Today I did a bit of looking at code, and thinking in more detail about what I want to get out of the first stage of the project: creating Internet Archive BookReader objects for every manuscript digitized by the Walters Art Museum (http://www.thedigitalwalters.org/).
I’ve selected the IA BookReader (http://openlibrary.org/dev/docs/bookreader) for this project because it’s a very simple bit of code and it presents an attractive and functional finished product. I’m using the Walters Art Museum data because it’s been released under a Creative Commons license and because the Curator of Manuscripts, Will Noel, has been vocal about inviting people to take and reuse the data – so that is what I’m going to do.
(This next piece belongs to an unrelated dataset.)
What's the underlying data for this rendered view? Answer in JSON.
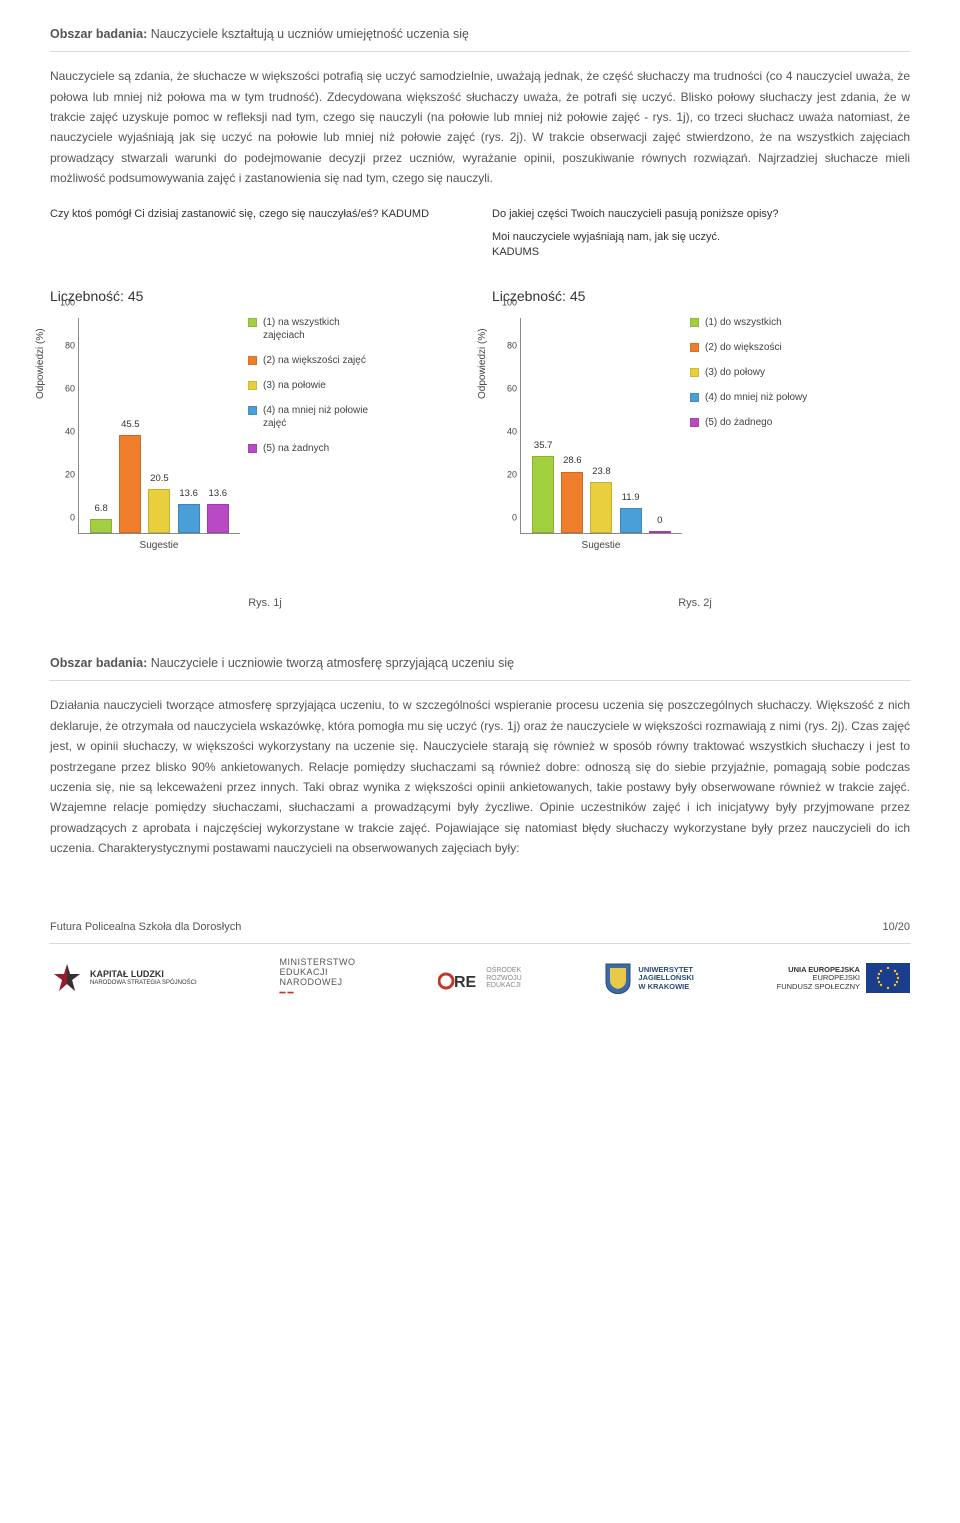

Yesterday I selected one of the Walters manuscripts and created a BookReader for it – you can access it by linking the image on this page. It’s certainly not perfect, notably there is no way to navigate using page numbers, and I think foliation would be more problematic than pagination to figure out. Anyway, that’s something that I may tackle later on. But for now I’m pretty happy with it.
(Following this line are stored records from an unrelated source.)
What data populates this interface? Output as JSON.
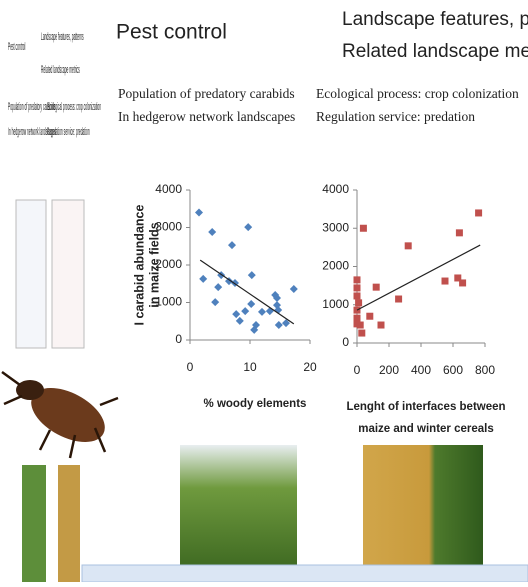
{
  "header": {
    "title": "Pest control",
    "right_lines": [
      "Landscape features, patterns",
      "Related landscape metrics"
    ]
  },
  "captions": {
    "left": [
      "Population of predatory carabids",
      "In hedgerow network landscapes"
    ],
    "right": [
      "Ecological process: crop colonization",
      "Regulation service: predation"
    ]
  },
  "chart_data": [
    {
      "type": "scatter",
      "y_label": [
        "I carabid abundance",
        "in maize fields"
      ],
      "x_label": [
        "% woody elements"
      ],
      "color": "#4f81bd",
      "x": [
        1.5,
        2.2,
        3.7,
        4.2,
        4.7,
        5.2,
        6.5,
        7.5,
        7,
        7.7,
        8.3,
        9.7,
        9.2,
        10.2,
        10.3,
        11,
        10.7,
        12,
        13.3,
        14.2,
        14.5,
        14.5,
        14.7,
        14.8,
        16,
        17.3
      ],
      "y": [
        3400,
        1630,
        2880,
        1010,
        1410,
        1730,
        1570,
        1520,
        2530,
        690,
        510,
        3010,
        770,
        960,
        1730,
        400,
        270,
        750,
        770,
        1200,
        1120,
        930,
        800,
        400,
        450,
        1360
      ],
      "trendline": {
        "x": [
          1.7,
          17.3
        ],
        "y": [
          2130,
          430
        ]
      },
      "xlim": [
        0,
        20
      ],
      "xticks": [
        0,
        10,
        20
      ],
      "ylim": [
        0,
        4000
      ],
      "yticks": [
        0,
        1000,
        2000,
        3000,
        4000
      ]
    },
    {
      "type": "scatter",
      "x_label": [
        "Lenght of interfaces between",
        "maize and winter cereals"
      ],
      "color": "#c0504d",
      "x": [
        0,
        0,
        0,
        10,
        0,
        0,
        20,
        30,
        0,
        40,
        80,
        120,
        150,
        260,
        320,
        550,
        630,
        660,
        640,
        760
      ],
      "y": [
        1650,
        1440,
        1230,
        1050,
        860,
        650,
        470,
        260,
        500,
        3000,
        700,
        1460,
        470,
        1150,
        2540,
        1620,
        1700,
        1570,
        2880,
        3400
      ],
      "trendline": {
        "x": [
          0,
          770
        ],
        "y": [
          860,
          2560
        ]
      },
      "xlim": [
        0,
        800
      ],
      "xticks": [
        0,
        200,
        400,
        600,
        800
      ],
      "ylim": [
        0,
        4000
      ],
      "yticks": [
        0,
        1000,
        2000,
        3000,
        4000
      ]
    }
  ]
}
What do I need to do to get from here to there?
- width of the page image in pixels
- height of the page image in pixels
- ms siglum – in a couple of different places
- number of page images
- manuscript name
HERE. What do I have here? I have a TEI manuscript description! It is a beautiful thing. The TEI ms desc gives me much of the information I need over there.
- the siglum, bless its heart, isn’t noted on its own anywhere in the XML, although it is part of all the graphic@url that are in the facsimile section. Happily each of the ms desc files is named according to the siglum, so I should be able to extract it from the file name.
- the name of the manuscript can be extracted from TEI/teiHeader/fileDesc/titleStmt/title@type=’common’. Many of the manuscripts have additional titles, but for this exercise I’ll just be taking the common one.
- the number of pages is a bit more difficult. I think the easiest way to do this will be to extract the number from the last TEI/facsimile/surface/graphic/@url in the document, where the number is part of that URL value.
- width and height of the page image in pixels – I have no idea. The BookReader really depends on these numbers being there, if you leave them out the reader will load the image in actual size, which looks awful (and breaks the tile view), and if you don’t get the width to height ratio correct it will skew the images. So they really need to be exact. Of course the same measurement is applied to every page in the manuscript, and that only works as long as you don’t have fold-outs or anything like that (more common in printed books, but not completely unheard of in medieval manuscripts) – so for some documents the BookReader just won’t be usable. ANYWAY, I think these numbers will need to be extracted from files. I haven’t done that before, but I know it can be done. I just need to figure out how to do it.
So, this is my plan. Tomorrow and over the weekend I will start playing around with code to see what I can get easily and what will need more investigation. For now, I sleep.